The rally may have further to run. While Goldman Sachs analysts led by Vahe Ovasapyan removed Alrosa stock from their regional focus list in a research note dated Sept. 26, they said the shares could climb as high as 103 rubles apiece. Alrosa closed 3.3 percent weaker on Tuesday at 87 rubles and fell a further 1.1 percent by 4:23 p.m. on Wednesday.

The suggestion that the government inadvertently had a hand in guiding Alrosa shares higher in the months after the sale raises questions about the effectiveness of its program to raise capital. Already running its widest deficit since 2010 this year, the Finance Ministry’s proposals call for balancing the budget only by 2020.

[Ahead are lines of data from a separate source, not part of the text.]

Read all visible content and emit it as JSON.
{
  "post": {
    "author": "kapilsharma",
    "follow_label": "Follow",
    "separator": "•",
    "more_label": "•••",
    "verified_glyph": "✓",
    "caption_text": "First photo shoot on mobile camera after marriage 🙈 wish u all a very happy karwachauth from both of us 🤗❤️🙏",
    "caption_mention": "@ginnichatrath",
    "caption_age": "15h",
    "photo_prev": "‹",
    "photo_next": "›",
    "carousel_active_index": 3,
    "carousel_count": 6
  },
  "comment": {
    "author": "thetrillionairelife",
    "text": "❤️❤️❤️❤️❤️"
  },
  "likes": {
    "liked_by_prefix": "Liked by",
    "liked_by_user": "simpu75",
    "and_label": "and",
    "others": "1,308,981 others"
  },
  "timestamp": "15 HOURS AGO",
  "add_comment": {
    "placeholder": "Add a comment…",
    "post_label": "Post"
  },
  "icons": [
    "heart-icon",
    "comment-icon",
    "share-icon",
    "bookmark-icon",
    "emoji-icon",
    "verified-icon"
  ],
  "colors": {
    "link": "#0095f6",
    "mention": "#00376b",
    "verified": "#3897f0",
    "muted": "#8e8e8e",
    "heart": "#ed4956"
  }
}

Even after the delays, this year’s budget plan still assumes more than 1 trillion rubles in proceeds from asset sales, and the Finance Ministry expects the main asset sales to be completed this year.

Investors are also keen on the prospects of the two oil companies on the block. Bashneft is up 12 percent since the Alrosa sale, while Rosneft has added 4.9 percent.

“We may see a replay of choosing the non-optimal timing for the sale of Bashneft and Rosneft,” said Losev, who sees oil prices rising to as much as $70 a barrel next year. “If the sale of state assets occurs right now, investors will get very good assets with a very big upside.”